Dessa liturgia divina Hiroito faz brincadeira: "Como pode o meu corpo ser igual ao seu se eu sou um deus encarnado?", questiona rindo a um dos seus auxiliares. Por mais que o rosto do impactante ator Issei Ogata demonstre incômodo, cheio de tiques nervosos com a boca, o imperador parece à vontade com os ritos - como se não estivesse mesmo uma guerra em curso. A certa altura do filme, Hiroito confessa sua alienação: diz nunca ter conhecido Hitler pessoalmente.
Algo didático, Sokurov enche a mise-en-scène de elementos que pontuam essa alienação. Hiroito tem sobre a mesa um busto de Abraham Lincoln ao lado de Charles Darwin e Napoleão. Gravuras, álbuns de fotos, biblioteca sobre biologia marinha... Acompanhamos em O Sol uma personalidade muito mais afeita às artes e seus hobbies do que ao exercício do poder propriamente dito. E é quando essa personalidade é chamada a decidir que o filme fica interessante.

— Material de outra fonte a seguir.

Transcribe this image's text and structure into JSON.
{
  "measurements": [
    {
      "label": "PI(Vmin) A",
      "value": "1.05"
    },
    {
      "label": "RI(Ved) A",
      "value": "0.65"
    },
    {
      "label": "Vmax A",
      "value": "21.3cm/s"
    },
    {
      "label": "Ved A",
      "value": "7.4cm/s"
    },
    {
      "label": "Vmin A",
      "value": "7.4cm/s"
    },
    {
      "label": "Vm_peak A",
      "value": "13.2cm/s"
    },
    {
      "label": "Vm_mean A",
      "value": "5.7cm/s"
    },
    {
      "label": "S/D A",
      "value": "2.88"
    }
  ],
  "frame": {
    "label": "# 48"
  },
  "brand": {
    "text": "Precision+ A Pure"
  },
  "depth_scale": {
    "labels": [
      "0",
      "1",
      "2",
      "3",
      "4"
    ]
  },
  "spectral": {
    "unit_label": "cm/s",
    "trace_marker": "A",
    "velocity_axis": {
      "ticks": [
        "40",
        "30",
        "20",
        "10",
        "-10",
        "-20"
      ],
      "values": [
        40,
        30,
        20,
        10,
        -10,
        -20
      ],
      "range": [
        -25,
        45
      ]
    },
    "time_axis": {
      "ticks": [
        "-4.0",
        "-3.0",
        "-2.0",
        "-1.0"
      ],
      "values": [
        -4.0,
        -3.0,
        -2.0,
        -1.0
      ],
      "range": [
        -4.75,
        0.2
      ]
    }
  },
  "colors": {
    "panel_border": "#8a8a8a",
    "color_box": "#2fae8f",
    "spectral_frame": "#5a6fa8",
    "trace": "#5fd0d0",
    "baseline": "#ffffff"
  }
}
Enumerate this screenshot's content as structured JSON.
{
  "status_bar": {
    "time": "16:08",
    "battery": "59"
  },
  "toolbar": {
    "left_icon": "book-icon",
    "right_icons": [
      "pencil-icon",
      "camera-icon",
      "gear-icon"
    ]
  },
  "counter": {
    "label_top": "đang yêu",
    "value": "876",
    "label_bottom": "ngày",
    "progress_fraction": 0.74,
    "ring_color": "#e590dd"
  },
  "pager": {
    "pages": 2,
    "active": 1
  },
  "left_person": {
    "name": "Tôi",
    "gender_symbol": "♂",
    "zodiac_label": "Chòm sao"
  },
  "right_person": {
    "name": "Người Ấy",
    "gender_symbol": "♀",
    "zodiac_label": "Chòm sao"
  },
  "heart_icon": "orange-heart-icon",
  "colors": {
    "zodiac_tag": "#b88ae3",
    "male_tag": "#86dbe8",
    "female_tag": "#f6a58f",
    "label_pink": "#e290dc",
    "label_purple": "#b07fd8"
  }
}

De sua experiência retratando um dia na vida de Lênin (Taurus, de 2001) e de Hitler (Moloch, de 1999), Aleksandr Sokurov aperfeiçoou a difícil tarefa de sintetizar em poucos atos a personalidade de tipos políticos complexos do século 20. O Hiroito que ele pinta - não sem a formidável ajuda de Issei Ogata - é um símbolo diminuto e desajeitado do acomodado homem moderno que renunciou ao seu papel de ser político. A alienação se tornou uma escolha fácil, e sobre a sociedade em crepúsculo paira uma névoa encobrindo a luz do sol.